Como disse, minhas pretensões não são imediatamente
filosóficas.
Sabemos que a poesia na Grécia era acompanhada de
música e que musiké para os gregos é metáfora da própria
vida. Música, bem como a vida, tem cadência, hora para
cada nota soar; tem harmonia entre cada nota e acorde;
melodia, enfim: existe alguma associação possível entre a
experiência poética do haicai com a música japonesa?
Pergunto porque sei que a música também ocupa lugar de
destaque nessa cultura.
No Japão, a palavra poética que tem associação com a
música é algo que corresponderia ao nosso “canto-chão”,
a semelhança constante é que são canções de
encorajamento, canções de trabalho. Trabalha-se na lavoura
balbuciando um canto que não é bem uma música, seria
uma pré-música, similar ao nosso “aboio”. A palavra sofre
entonações nas vozes fazendo desenhos vocais.

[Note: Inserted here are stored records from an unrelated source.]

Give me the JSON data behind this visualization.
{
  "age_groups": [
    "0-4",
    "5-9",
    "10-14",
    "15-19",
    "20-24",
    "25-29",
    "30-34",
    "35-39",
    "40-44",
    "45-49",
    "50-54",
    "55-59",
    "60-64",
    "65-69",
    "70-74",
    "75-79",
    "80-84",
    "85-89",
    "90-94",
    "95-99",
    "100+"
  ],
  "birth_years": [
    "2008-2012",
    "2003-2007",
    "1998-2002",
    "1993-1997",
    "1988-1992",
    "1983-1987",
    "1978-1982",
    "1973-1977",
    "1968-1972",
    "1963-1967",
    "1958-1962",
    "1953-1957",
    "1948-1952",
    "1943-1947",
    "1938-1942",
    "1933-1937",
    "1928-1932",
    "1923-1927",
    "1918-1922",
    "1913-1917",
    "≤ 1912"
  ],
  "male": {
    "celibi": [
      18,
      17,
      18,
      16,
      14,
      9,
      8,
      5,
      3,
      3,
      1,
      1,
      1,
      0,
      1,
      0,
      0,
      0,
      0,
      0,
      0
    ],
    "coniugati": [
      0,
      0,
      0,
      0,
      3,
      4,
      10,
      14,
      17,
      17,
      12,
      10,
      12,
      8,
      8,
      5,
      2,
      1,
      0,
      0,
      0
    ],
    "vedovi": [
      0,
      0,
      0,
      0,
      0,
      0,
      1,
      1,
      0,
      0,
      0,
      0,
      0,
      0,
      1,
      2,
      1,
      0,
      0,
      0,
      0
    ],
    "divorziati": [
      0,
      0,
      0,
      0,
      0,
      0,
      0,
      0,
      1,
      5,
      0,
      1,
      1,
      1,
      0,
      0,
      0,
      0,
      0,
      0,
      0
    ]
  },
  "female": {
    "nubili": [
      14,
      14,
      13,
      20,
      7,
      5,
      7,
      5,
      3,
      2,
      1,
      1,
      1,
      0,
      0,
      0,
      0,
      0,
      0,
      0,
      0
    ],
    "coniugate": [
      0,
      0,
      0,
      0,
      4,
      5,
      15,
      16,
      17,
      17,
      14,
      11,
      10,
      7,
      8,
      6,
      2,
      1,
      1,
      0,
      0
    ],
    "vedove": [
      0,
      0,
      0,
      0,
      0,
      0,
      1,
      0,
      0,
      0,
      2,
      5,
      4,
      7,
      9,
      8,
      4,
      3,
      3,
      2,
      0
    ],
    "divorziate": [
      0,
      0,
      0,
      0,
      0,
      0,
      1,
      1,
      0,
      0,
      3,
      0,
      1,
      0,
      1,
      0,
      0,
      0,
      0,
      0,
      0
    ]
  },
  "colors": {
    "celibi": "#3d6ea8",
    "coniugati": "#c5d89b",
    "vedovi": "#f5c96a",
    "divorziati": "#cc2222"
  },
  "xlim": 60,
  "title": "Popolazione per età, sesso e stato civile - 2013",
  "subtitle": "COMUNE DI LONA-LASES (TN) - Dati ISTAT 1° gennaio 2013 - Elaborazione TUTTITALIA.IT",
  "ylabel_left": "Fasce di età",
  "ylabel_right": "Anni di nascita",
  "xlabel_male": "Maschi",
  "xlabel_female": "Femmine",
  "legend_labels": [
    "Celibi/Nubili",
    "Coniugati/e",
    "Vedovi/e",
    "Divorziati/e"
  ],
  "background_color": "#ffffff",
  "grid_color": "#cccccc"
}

O senhor consegue associar o gênero haicai a algum outro
que seria similar no Ocidente? Pois nós temos lá entre os
gregos poetas e poetisas como Safo que vão falar da
realidade-verdade com clareza. O senhor consegue ver
alguma associação possível?
Não sou um estudioso do assunto, mas vejo na trova uma
intuição ocidental similar e corresponde a do haicai. Não
por seu conteúdo ou métrica, que são diferentes, mas pela
65
trova ser um poema curto e de rigor métrico. Embora ache
que a obrigatoriedade da rima (que rima cruzada do
primeiro com terceiro verso e segundo com quarto)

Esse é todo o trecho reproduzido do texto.